Jan. 15—Medical account resolution best practices that aim to improve patients’ understanding of the payment and collections process and promote fair and consistent collection methods were issued Wednesday by an industry task force led by HFMA and ACA International, The Association of Credit and Collection Professionals.
The best practices aim to provide “clear guidance for resolving financial obligations before, during, and after a patient visits a hospital or other healthcare setting,” according to a release. The best practices are designed to improve communication between patients and providers and standardize and better coordinate all business practices related to medical account resolution.
The task force urged adoption of the best practices throughout the healthcare industry.
"These best practices provide a much-needed blueprint for hospitals, physicians, and our partners in account resolution to coordinate their activities in ways that respect and benefit patients," said Joseph J. Fifer, FHFMA, CPA, president and CEO of HFMA. "Patients want information that is timely, clear, and concise and deserve a consistent, fair process for resolving payment issues."
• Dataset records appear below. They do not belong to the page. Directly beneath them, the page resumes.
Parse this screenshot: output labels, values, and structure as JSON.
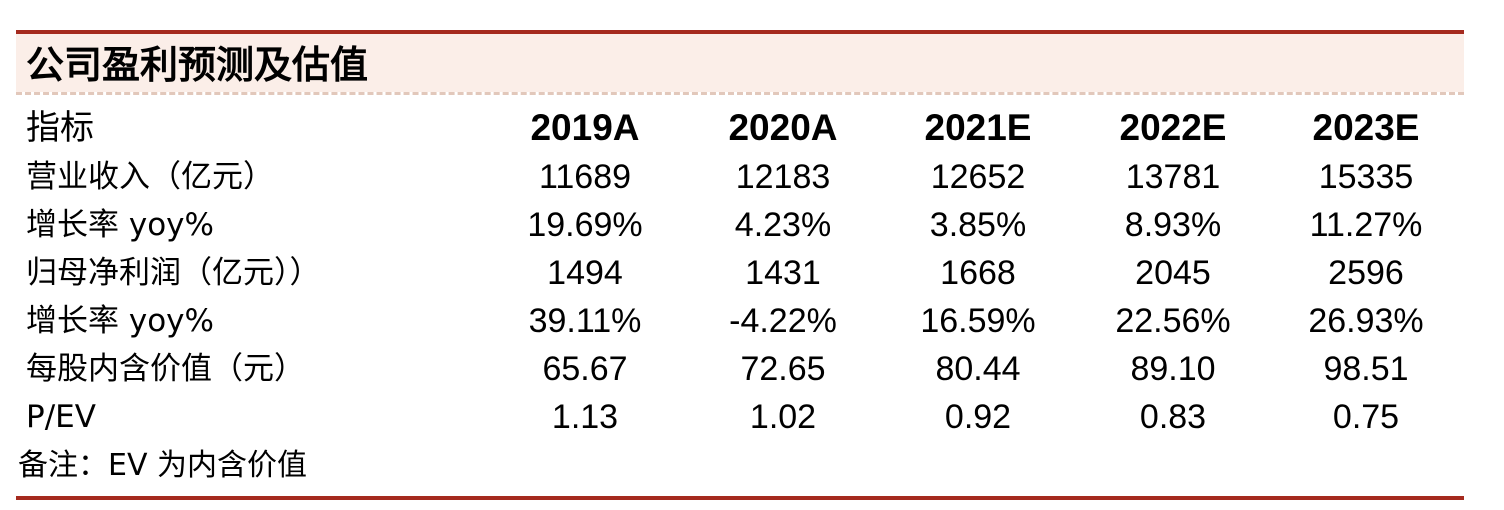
{
  "colors": {
    "rule": "#a52a1e",
    "title_band": "#fbeee8",
    "dash": "#e2c8bb"
  },
  "title": "公司盈利预测及估值",
  "table": {
    "header_label": "指标",
    "columns": [
      "2019A",
      "2020A",
      "2021E",
      "2022E",
      "2023E"
    ],
    "rows": [
      {
        "label": "营业收入（亿元）",
        "values": [
          "11689",
          "12183",
          "12652",
          "13781",
          "15335"
        ]
      },
      {
        "label": "增长率 yoy%",
        "values": [
          "19.69%",
          "4.23%",
          "3.85%",
          "8.93%",
          "11.27%"
        ]
      },
      {
        "label": "归母净利润（亿元））",
        "values": [
          "1494",
          "1431",
          "1668",
          "2045",
          "2596"
        ]
      },
      {
        "label": "增长率 yoy%",
        "values": [
          "39.11%",
          "-4.22%",
          "16.59%",
          "22.56%",
          "26.93%"
        ]
      },
      {
        "label": "每股内含价值（元）",
        "values": [
          "65.67",
          "72.65",
          "80.44",
          "89.10",
          "98.51"
        ]
      },
      {
        "label": "P/EV",
        "values": [
          "1.13",
          "1.02",
          "0.92",
          "0.83",
          "0.75"
        ]
      }
    ]
  },
  "note": "备注：EV 为内含价值"
}
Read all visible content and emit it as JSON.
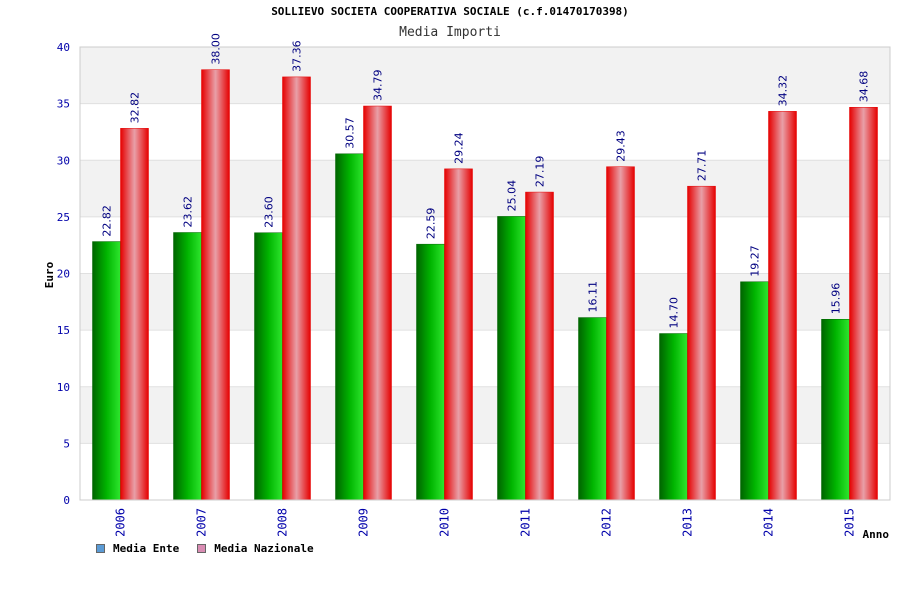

To better help patients understand what to expect, the best practices urge providers to develop “consistent, coordinated policies for account resolution so collection agencies and others are governed by a provider’s board-approved policies.”
Other provider actions urged by the best practices were the development of appropriate channels and best practices for patient communications and account resolution; reporting back to credit bureaus when accounts are resolved (in cases when an account is reported to a credit bureau); and tracking consumer complaints.
"Many consumers are struggling with medical bills today," said ACA International CEO Pat Morris. "These best practices are a balanced step forward for all of the stakeholders involved to better resolve patient medical accounts."
Specific provider steps urged by the best practices include publicizing clear written policies on the provision of financial assistance, which describe how to apply and what supporting documentation is needed.
The industry guidance came as the Obama administration implements an Affordable Care Act provision requiring all not-for-profit hospitals to establish a written financial assistance policy and billing and collections policy.
The collection best practices followed previous HFMA initiatives to improve financial communications, including the Patient Financial Communications Best Practices and HFMA’s Patient Friendly Billing® project.